How much does Cursor Composer 2 cost?

Composer 2 Standard costs $0.50/M input tokens and $2.50/M output tokens. The Fast variant costs $1.50/M input and $7.50/M output. Cache reads are $0.20/M (Standard) and $0.35/M (Fast). This is 86% cheaper than Composer 1.5.

How does Cursor Composer 2 compare to Claude Code?

Composer 2 beats Claude Opus 4.6 on Terminal-Bench 2.0 (61.7 vs 58.0) but Claude Code leads developer satisfaction surveys at 46% vs Cursor’s 19%. Claude Code works in the terminal and via VS Code extension; Composer 2 is exclusive to Cursor IDE. Claude Code offers direct API access; Composer 2 does not.

What is compaction-in-loop reinforcement learning?

Compaction-in-loop RL is a training technique where the model learns to compress its own context mid-task and continue correctly after that compression.

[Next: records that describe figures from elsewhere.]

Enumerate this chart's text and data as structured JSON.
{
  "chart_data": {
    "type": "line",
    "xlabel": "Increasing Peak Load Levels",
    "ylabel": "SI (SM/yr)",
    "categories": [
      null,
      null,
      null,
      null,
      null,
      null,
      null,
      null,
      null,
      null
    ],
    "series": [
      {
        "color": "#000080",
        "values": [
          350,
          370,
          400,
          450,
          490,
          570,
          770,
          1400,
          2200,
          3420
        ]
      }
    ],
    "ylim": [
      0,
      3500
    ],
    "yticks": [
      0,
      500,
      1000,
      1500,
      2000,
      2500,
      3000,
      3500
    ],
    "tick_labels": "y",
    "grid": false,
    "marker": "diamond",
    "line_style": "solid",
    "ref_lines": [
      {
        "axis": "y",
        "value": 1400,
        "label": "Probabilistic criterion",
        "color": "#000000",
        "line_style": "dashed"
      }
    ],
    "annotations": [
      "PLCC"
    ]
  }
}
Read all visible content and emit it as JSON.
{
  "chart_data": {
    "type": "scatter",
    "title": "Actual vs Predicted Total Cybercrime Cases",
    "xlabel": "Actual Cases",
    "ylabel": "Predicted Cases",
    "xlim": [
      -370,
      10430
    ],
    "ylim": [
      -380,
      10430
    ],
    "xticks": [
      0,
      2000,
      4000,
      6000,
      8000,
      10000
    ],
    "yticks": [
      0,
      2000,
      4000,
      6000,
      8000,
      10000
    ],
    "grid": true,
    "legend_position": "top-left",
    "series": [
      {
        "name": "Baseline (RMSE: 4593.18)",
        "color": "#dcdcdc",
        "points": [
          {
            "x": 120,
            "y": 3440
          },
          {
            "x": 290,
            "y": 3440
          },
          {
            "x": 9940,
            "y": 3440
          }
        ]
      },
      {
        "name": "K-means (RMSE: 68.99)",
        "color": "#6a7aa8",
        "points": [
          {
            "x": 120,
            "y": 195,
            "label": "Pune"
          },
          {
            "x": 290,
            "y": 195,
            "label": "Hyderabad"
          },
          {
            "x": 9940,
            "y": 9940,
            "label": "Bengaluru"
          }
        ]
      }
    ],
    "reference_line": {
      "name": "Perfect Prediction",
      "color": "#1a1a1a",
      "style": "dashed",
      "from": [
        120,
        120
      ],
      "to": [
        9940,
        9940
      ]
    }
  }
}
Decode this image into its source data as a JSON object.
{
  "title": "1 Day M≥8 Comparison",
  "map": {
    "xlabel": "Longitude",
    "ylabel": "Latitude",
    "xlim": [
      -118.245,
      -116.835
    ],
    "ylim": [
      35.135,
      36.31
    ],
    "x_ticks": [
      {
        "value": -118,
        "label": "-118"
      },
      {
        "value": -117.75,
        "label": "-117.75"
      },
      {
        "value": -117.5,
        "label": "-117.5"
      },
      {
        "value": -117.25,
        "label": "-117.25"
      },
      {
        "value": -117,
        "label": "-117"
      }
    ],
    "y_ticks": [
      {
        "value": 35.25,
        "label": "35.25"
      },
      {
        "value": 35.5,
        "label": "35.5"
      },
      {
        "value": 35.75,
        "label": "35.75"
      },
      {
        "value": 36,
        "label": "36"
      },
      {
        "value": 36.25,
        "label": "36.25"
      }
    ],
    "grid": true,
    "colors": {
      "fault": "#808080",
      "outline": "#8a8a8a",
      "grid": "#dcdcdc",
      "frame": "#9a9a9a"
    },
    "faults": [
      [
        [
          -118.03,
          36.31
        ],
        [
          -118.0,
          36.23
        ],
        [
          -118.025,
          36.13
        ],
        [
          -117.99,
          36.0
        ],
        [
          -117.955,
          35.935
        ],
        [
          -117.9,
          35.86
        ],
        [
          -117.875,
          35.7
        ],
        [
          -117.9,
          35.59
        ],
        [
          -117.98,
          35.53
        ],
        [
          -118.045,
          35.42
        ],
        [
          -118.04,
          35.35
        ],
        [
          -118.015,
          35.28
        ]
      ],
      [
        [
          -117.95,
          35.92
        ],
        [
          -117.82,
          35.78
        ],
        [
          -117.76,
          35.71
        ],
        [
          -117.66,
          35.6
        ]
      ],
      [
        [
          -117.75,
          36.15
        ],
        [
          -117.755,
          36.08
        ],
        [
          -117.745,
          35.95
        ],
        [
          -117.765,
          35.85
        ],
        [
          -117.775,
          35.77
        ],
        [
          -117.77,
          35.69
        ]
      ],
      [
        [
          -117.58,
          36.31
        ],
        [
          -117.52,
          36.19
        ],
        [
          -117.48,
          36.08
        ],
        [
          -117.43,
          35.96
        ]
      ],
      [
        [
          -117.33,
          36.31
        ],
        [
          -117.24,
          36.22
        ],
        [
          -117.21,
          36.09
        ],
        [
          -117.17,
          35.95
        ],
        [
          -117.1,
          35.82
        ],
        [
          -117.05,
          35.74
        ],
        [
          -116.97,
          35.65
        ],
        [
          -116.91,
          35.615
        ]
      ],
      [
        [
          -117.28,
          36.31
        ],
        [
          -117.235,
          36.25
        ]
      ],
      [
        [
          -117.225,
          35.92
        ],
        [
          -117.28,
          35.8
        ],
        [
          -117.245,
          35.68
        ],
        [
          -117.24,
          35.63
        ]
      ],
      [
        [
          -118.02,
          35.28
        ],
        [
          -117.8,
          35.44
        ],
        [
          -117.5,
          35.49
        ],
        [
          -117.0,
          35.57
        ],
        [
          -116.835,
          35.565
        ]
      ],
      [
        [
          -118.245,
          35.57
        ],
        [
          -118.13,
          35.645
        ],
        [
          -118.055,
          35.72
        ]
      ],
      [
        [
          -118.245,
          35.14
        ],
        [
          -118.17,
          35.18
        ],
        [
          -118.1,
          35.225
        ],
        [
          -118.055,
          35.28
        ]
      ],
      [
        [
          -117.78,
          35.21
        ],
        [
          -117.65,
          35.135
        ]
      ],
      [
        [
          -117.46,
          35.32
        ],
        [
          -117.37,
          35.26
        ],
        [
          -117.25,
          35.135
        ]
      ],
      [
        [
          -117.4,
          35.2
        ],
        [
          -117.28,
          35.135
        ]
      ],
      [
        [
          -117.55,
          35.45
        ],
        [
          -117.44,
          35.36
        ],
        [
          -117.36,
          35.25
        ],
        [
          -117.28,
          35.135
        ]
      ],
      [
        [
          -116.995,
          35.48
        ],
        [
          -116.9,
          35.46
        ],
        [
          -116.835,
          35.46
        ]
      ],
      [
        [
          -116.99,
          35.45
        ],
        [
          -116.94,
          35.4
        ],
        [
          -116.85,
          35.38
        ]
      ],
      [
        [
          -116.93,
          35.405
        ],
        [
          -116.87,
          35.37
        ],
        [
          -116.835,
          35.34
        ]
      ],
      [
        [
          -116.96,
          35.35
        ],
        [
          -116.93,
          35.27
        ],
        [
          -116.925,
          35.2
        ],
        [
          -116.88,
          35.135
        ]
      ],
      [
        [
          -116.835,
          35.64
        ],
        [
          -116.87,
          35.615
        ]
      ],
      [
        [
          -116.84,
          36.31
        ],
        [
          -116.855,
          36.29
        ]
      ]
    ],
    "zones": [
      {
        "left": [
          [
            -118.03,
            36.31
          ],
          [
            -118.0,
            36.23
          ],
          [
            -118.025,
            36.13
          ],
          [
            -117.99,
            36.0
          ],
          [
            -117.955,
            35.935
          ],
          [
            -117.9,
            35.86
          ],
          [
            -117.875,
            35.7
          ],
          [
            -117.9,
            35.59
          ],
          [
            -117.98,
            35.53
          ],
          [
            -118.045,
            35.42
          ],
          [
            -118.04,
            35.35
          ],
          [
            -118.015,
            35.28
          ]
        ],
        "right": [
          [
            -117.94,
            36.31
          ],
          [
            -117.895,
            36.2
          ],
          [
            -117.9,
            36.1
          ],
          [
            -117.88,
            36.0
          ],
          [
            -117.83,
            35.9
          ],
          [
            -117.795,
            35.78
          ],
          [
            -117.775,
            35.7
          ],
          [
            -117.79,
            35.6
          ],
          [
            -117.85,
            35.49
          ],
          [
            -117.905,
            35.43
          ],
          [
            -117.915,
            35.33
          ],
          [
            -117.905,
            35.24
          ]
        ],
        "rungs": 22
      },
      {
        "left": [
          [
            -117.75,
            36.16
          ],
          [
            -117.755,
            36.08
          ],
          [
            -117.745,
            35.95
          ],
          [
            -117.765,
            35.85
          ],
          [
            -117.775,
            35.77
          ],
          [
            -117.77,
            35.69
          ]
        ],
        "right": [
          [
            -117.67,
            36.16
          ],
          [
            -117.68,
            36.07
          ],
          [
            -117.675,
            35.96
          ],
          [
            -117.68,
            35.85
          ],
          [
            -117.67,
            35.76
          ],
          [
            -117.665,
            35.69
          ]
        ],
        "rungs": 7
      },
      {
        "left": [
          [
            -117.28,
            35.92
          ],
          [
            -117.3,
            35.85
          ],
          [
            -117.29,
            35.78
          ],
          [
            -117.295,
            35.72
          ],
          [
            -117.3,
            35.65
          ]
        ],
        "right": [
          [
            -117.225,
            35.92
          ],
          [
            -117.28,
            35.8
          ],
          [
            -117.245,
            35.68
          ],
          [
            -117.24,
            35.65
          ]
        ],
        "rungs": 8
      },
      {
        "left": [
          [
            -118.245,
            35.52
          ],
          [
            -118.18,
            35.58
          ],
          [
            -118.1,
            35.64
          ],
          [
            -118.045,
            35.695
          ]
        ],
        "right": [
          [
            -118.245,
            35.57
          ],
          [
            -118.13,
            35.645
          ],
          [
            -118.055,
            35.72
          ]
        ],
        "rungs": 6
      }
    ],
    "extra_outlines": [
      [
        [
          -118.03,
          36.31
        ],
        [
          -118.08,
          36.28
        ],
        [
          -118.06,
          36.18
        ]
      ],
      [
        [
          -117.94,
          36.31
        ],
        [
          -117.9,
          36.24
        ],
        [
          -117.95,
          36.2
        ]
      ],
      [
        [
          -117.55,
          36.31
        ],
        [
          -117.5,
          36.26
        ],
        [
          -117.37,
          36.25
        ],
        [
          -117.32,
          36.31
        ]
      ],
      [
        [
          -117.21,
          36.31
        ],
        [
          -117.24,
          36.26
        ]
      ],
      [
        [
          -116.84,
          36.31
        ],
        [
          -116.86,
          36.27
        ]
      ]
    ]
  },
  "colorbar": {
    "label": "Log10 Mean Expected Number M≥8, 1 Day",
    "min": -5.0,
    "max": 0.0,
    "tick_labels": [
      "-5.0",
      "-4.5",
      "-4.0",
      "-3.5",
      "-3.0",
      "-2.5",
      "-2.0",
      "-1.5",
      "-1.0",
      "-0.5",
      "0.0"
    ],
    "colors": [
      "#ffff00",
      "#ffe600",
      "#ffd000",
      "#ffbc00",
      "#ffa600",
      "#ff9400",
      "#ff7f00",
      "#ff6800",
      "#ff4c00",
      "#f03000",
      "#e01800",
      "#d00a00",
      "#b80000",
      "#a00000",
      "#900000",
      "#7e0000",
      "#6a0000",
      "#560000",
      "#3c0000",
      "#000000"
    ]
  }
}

Composer 2 compresses 5,000+ tokens to ~1,000 mid-session, reducing compaction errors by 50% and enabling multi-hour autonomous coding sessions.

Is Cursor Composer 2 built on Kimi K2.5?

Yes. Composer 2 is built on Kimi K2.5 (Moonshot AI’s open-source model) as approximately 25% of its computational foundation, with Cursor’s own continued pretraining and reinforcement learning forming the remaining 75%. Cursor did not disclose this proactively at launch, acknowledging the omission after a developer discovered it in API headers.